Dancing dominates Hohenfels' Asian-Pacific celebration
June 13, 2012
By Mark Iacampo
HOHENFELS, Germany -- Drums, dancing, and feasting marked Hohenfels' Asian Pacific Heritage Month celebration as one of the liveliest events of the year with the Community Activity Center overflowing with cheering crowds, recenlty.
Dozens of dancers, including men, women and children, performed a variety of traditional dances form such far-flung places as Hawaii, Samoa, Polynesia and the Philippines, while traditional foods were prepared and served by a whole host of volunteers.
The dancers trained for roughly four months under the tutelage of Leilani Potasi and her husband, Sgt. First Class Faamagato Potasi. Leilani said she has spread her love of dancing wherever the Army has sent them by offering instructions to whoever is willing to learn.
"This is the only time in the year that we get to share our culture with the community," said Leilani, who originally hails from Samoa. "So every year, I try to make sure that the community knows that we have so much to offer."
Asian-Pacific includes the entire Asian continent, as well as the Pacific islands of Melanesia, Micronesia, and Polynesia. This celebration of Asians and Pacific Islanders in the United States occurs in May to commemorate the immigration of the first Japanese to the U.S. on May 7, 1843 and to mark the anniversary of the completion of the Trans Atlantic Railroad by a predominately Chinese immigrant workforce, on May 10, 1869.

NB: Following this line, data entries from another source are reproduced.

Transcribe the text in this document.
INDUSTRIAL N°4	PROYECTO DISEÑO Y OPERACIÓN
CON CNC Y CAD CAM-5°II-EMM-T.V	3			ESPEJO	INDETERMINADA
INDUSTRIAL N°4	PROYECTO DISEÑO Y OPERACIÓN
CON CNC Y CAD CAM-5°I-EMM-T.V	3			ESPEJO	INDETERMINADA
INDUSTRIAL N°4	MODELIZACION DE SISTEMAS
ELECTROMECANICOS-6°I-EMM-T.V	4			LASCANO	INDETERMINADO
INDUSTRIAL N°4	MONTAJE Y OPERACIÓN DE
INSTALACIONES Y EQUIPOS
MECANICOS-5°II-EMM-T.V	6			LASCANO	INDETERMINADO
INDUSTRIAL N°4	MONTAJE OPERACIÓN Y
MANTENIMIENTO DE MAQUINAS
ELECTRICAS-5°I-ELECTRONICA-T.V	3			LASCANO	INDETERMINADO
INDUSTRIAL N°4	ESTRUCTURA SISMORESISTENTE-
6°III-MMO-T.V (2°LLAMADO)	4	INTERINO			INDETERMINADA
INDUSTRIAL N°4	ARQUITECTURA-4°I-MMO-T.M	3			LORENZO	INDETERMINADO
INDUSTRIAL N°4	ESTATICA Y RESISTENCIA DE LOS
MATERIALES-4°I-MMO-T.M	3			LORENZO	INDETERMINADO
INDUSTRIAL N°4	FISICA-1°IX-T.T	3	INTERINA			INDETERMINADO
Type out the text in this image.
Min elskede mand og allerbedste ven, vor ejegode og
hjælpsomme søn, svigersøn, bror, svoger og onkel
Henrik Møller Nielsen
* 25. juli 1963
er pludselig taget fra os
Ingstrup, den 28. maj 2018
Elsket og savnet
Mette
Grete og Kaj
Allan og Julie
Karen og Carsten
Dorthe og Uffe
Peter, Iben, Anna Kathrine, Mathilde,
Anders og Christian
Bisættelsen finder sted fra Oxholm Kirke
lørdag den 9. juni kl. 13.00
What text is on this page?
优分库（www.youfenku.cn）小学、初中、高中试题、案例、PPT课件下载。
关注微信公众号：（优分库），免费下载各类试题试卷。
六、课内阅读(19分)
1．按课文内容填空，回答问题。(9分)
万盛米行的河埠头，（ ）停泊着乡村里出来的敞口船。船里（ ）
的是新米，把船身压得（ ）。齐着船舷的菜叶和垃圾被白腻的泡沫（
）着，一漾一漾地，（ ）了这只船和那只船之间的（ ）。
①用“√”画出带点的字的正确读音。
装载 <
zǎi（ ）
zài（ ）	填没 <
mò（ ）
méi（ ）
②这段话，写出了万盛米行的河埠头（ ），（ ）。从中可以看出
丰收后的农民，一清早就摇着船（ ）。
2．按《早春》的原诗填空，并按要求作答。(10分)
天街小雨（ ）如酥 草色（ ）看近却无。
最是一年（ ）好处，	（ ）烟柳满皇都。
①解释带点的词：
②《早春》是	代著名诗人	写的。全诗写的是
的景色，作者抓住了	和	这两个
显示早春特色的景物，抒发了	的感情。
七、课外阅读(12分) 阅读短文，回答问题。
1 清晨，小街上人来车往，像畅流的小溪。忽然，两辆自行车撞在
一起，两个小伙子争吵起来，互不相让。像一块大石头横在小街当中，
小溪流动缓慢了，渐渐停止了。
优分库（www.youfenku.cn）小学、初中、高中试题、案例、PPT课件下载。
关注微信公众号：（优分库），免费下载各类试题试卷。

Guest speaker Chaplain (Capt.) Hochang Min said that while Asian-Pacific includes a wide group of people, they are all very different.
"Our language is different, what we eat is different, we even look different," he said. "But that does not stop us from celebrating together. In fact, differences make the celebration even better. Can you imagine if there were no differences -- if all the ladies had brought the same food? We are able to enjoy the differences exactly because they are differences."
Min said that despite the differences, it is the similarities that bind the group together, especially within the Army family.
"We look around, and we don't see Asian Americans, or African Americans, or European Americans -- we see one another as Soldiers, brothers and sisters in arms, and beloved family members," he said.
While admitting that Army life can be hard, Min pointed out that it is one of the few places where people can be looked upon for their own merits rather than by their skin color or background.
"So let us celebrate our differences, through song, through food, and through dance, and get to know one another even better," he said.
Singers included Staff Sgt. Richard Sianoya performing a love song in the language of his native Philippines, and a solo by Hohenfels Middle/High School student Bernadette Flores. Art work, jewelry, and traditional items from the various regions were also on display.
Staff Sgt. Shayne Semetara, a native of Hawaii and one of the male dancers, said sharing his background with the community meant a great deal to him.
"We're able to show them what we're made of, what we're capable of, and something brand new that people don't encounter at this type of event," he said.